API Discovery is for Internal or External Services

The topic of API discovery has been picking up momentum in 2018. It is something I’ve worked on for years, but with the number of microservices emerging out there, it is something I’m seeing become a concern amongst providers. It is also something I’m seeing more potential vendor chatter, looking to provide more services and tooling to help alleviate API discovery pain. Even with all this movement, there is still a lot of education and discussion to occur on the subject to help bring people up to speed on what is API discovery.

The most common view of what is API discovery, is when you need to find an API for developing an application. You have a need for a resource in your application, and you need to look across your internal and partner resources to find what you are looking for. Beyond that, you will need to search for publicly available API resources, using Google, Github, ProgrammableWeb, and other common ways to find popular APIs. This is definitely the most prominent perspective when it comes to API discovery, but it isn’t the only dimension of this problem. There are several dimensions to this stop along the API lifecycle, that I’d like to flesh out further, so that I can better articulate across conversations I am having.

Another area that gets lumped in with API discovery is the concept of service discovery, or how your APIs will find their backend services that they use to make the magic happen. Service discovery focuses on the initial discovery, connectivity, routing, and circuit breaker patterns involved with making sure an API is able to communicate with any service it depends on.

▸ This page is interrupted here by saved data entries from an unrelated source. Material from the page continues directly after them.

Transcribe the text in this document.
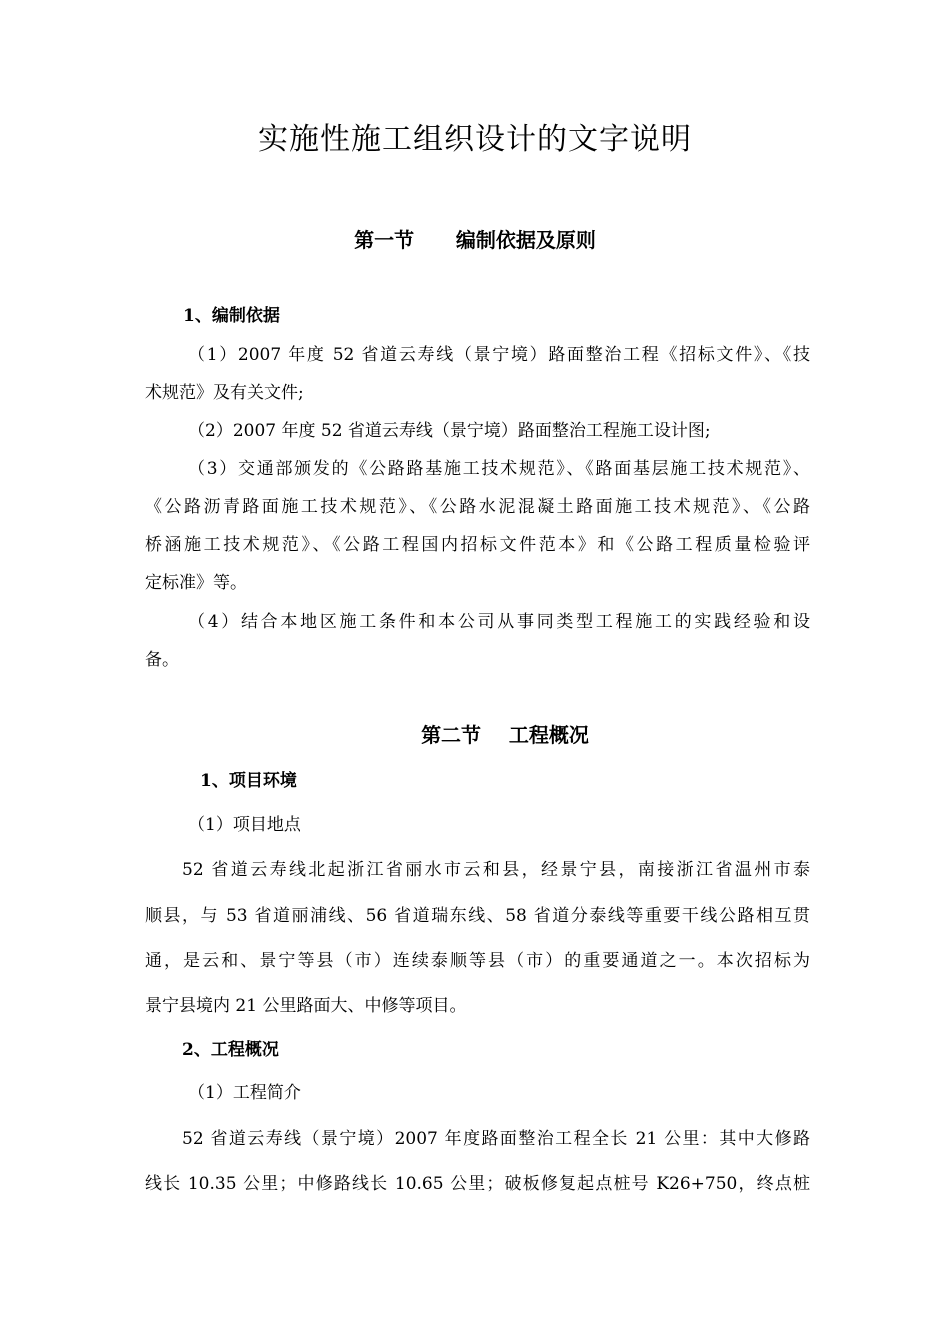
实施性施工组织设计的文字说明
第一节      编制依据及原则
1、编制依据

（1）2007 年度 52 省道云寿线（景宁境）路面整治工程《招标文件》、《技

术规范》及有关文件;

（2）2007 年度 52 省道云寿线（景宁境）路面整治工程施工设计图;

（3）交通部颁发的《公路路基施工技术规范》、《路面基层施工技术规范》、

《公路沥青路面施工技术规范》、《公路水泥混凝土路面施工技术规范》、《公路

桥涵施工技术规范》、《公路工程国内招标文件范本》和《公路工程质量检验评

定标准》等。

（4）结合本地区施工条件和本公司从事同类型工程施工的实践经验和设

备。

第二节    工程概况
1、项目环境

（1）项目地点

52 省道云寿线北起浙江省丽水市云和县，经景宁县，南接浙江省温州市泰

顺县，与 53 省道丽浦线、56 省道瑞东线、58 省道分泰线等重要干线公路相互贯

通，是云和、景宁等县（市）连续泰顺等县（市）的重要通道之一。本次招标为

景宁县境内 21 公里路面大、中修等项目。

2、工程概况

（1）工程简介

52 省道云寿线（景宁境）2007 年度路面整治工程全长 21 公里：其中大修路

线长 10.35 公里；中修路线长 10.65 公里；破板修复起点桩号 K26+750，终点桩
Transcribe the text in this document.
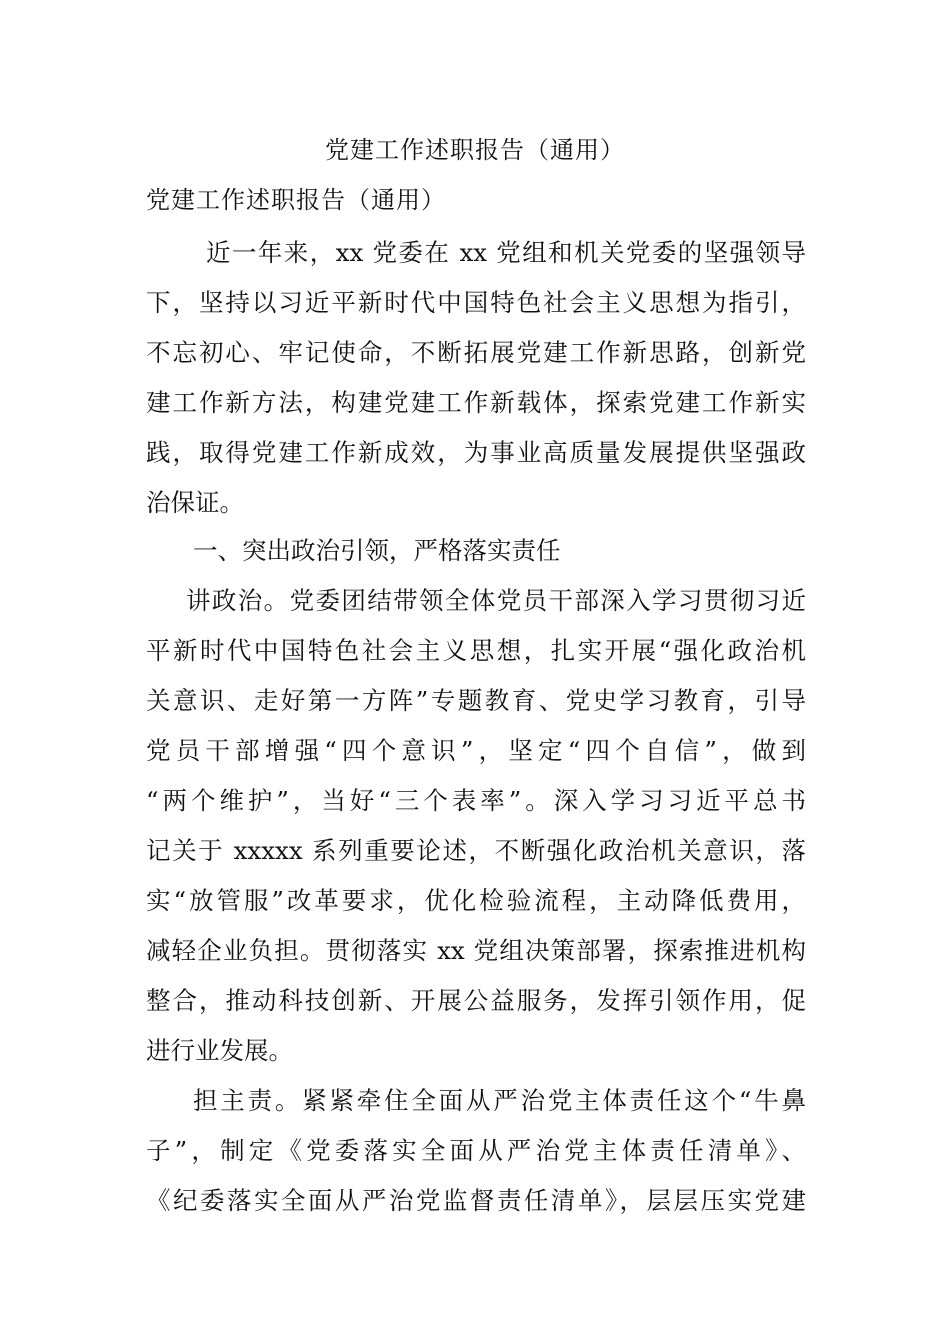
党建工作述职报告（通用）
党建工作述职报告（通用）
近一年来，xx 党委在 xx 党组和机关党委的坚强领导
下，坚持以习近平新时代中国特色社会主义思想为指引，
不忘初心、牢记使命，不断拓展党建工作新思路，创新党
建工作新方法，构建党建工作新载体，探索党建工作新实
践，取得党建工作新成效，为事业高质量发展提供坚强政
治保证。
一、突出政治引领，严格落实责任
讲政治。党委团结带领全体党员干部深入学习贯彻习近
平新时代中国特色社会主义思想，扎实开展“强化政治机
关意识、走好第一方阵”专题教育、党史学习教育，引导
党员干部增强“四个意识”，坚定“四个自信”，做到
“两个维护”，当好“三个表率”。深入学习习近平总书
记关于 xxxxx 系列重要论述，不断强化政治机关意识，落
实“放管服”改革要求，优化检验流程，主动降低费用，
减轻企业负担。贯彻落实 xx 党组决策部署，探索推进机构
整合，推动科技创新、开展公益服务，发挥引领作用，促
进行业发展。
担主责。紧紧牵住全面从严治党主体责任这个“牛鼻
子”，制定《党委落实全面从严治党主体责任清单》、
《纪委落实全面从严治党监督责任清单》，层层压实党建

With the growth of microservices there are a number of solutions like Consul that have emerged, and cloud providers like AWS are evolving their own service discovery mechanisms. Providing one dimension to the API discovery conversation, but different from, and often confused with front-end API discovery and how developers and applications find services.

One of the least discussed areas of API discovery, but is one that is picking up momentum, is finding APIs when you are developing APIs, to make sure you aren’t building something that has already been developed. I come across many organizations who have duplicate and overlapping APIs that do similar things due to lack of communication and a central directory of APIs. I’m getting asked by more groups regarding how they can be conducting API discovery by default across organizations, sniffing out APIs from log files, on Github, and other channels in use by existing development teams. Many groups just haven’t been good at documenting and communicating around what has been developed, as well as beginning new projects without seeing what already exists–something that will only become a great problem as the number of microservices grows.

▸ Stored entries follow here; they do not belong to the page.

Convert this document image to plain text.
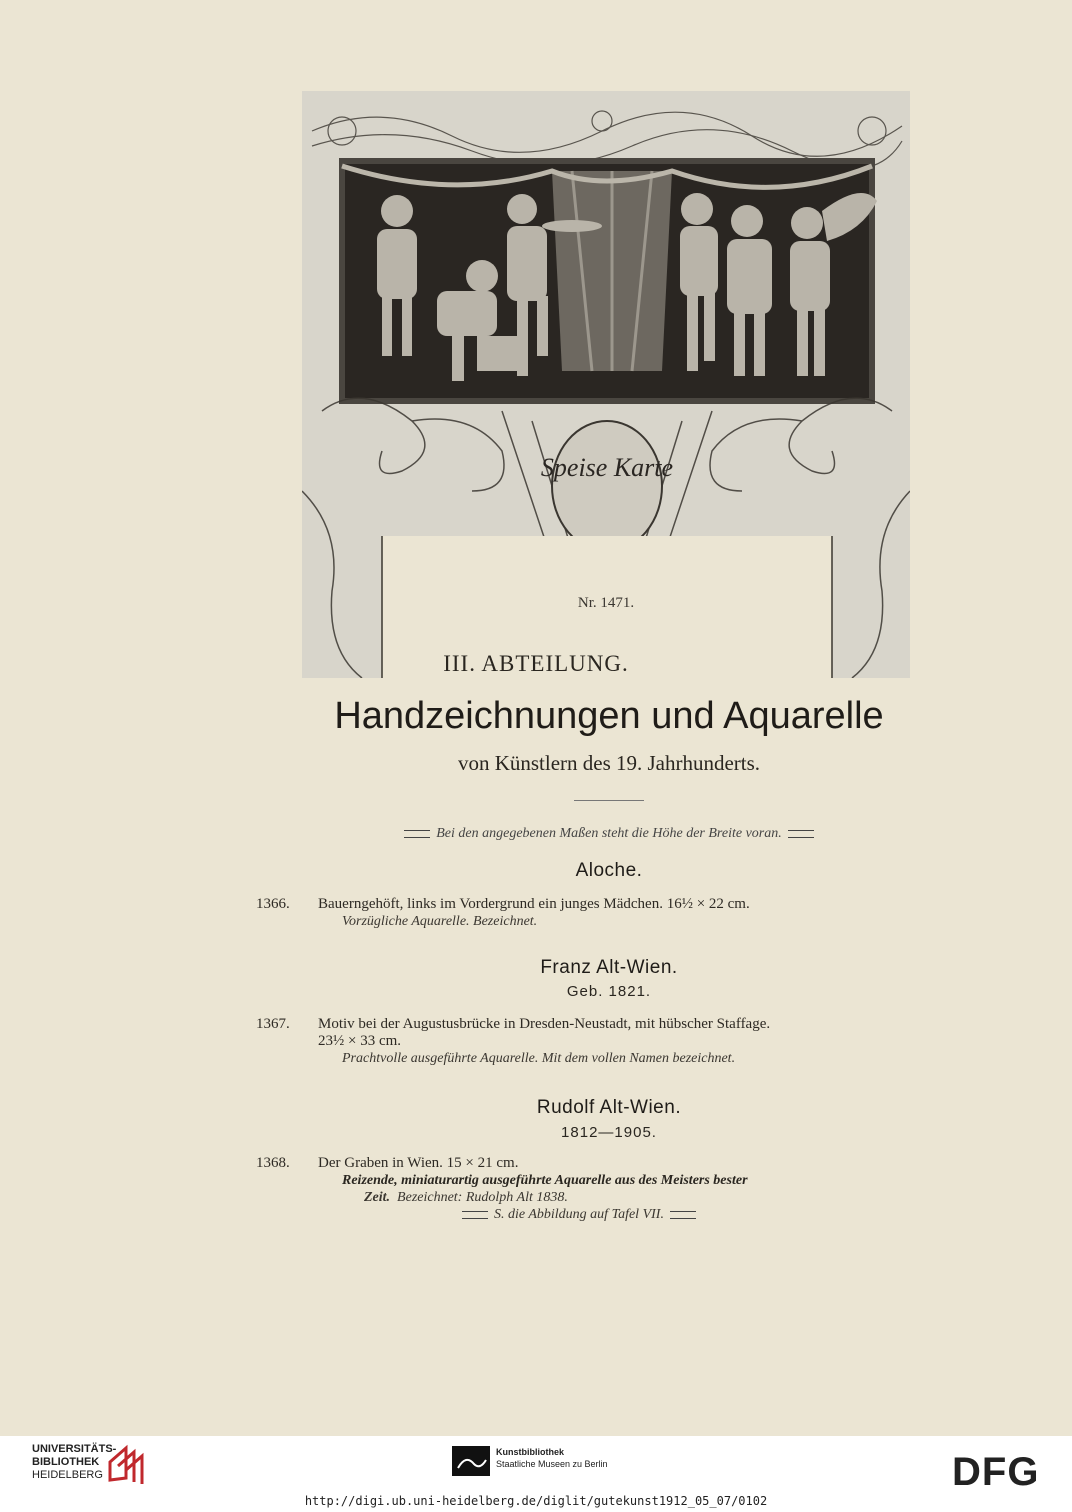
Speise Karte
Nr. 1471.
III. ABTEILUNG.
Handzeichnungen und Aquarelle
von Künstlern des 19. Jahrhunderts.
Bei den angegebenen Maßen steht die Höhe der Breite voran.
Aloche.
1366. Bauerngehöft, links im Vordergrund ein junges Mädchen. 16½ × 22 cm.
Vorzügliche Aquarelle. Bezeichnet.
Franz Alt-Wien.
Geb. 1821.
1367. Motiv bei der Augustusbrücke in Dresden-Neustadt, mit hübscher Staffage.
23½ × 33 cm.
Prachtvolle ausgeführte Aquarelle. Mit dem vollen Namen bezeichnet.
Rudolf Alt-Wien.
1812—1905.
1368. Der Graben in Wien. 15 × 21 cm.
Reizende, miniaturartig ausgeführte Aquarelle aus des Meisters bester
Zeit. Bezeichnet: Rudolph Alt 1838.
S. die Abbildung auf Tafel VII.
UNIVERSITÄTS-
BIBLIOTHEK
HEIDELBERG
Kunstbibliothek
Staatliche Museen zu Berlin	DFG
http://digi.ub.uni-heidelberg.de/diglit/gutekunst1912_05_07/0102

The other dimension of API discovery I’m seeing emerge is discovery in the service of governance. Understand what APIs exist across teams so that definitions, schema, and other elements can be aggregated, measured, secured, and governed. EVERY organization I work with is unaware of all the data sources, web services, and APIs that exist across teams. Few want to admit it, but it is a reality. The reality is that you can’t govern or secure what you don’t know you have. Things get developed so rapidly, and baked into web, mobile, desktop, network, and device applications so regularly, that you just can’t see everything. Before companies, organizations, institutions, and government agencies are going to be able to govern anything, they are going to have begin addressing the API discovery problem that exists across their teams.

API discovery is a discipline that is well over a decade old. It is one I’ve been actively working on for over 5 years. It is something that is only now getting the discussion it needs, because it is a growing concern. It will be come a major concern with each passing day of the microservice evolution. People are jumping on the microservices bandwagon without any coherent way to organize schema, vocabulary, or API definitions. Let alone any strategy for indexing, cataloging, sharing, communicating, and registering services. I’m continuing my work on APIs.json, and the API Stack, as well as pushing forward my usage of OpenAPI, Postman, and AsyncAPI, which all contribute to API discovery. I’m going to continue thinking about how we can publish open source directories, catalogs, and search engines, and even some automated scanning of logs and other ways to conduct discovery in the background. Eventually, we will begin to find more solutions that work–it will just take time.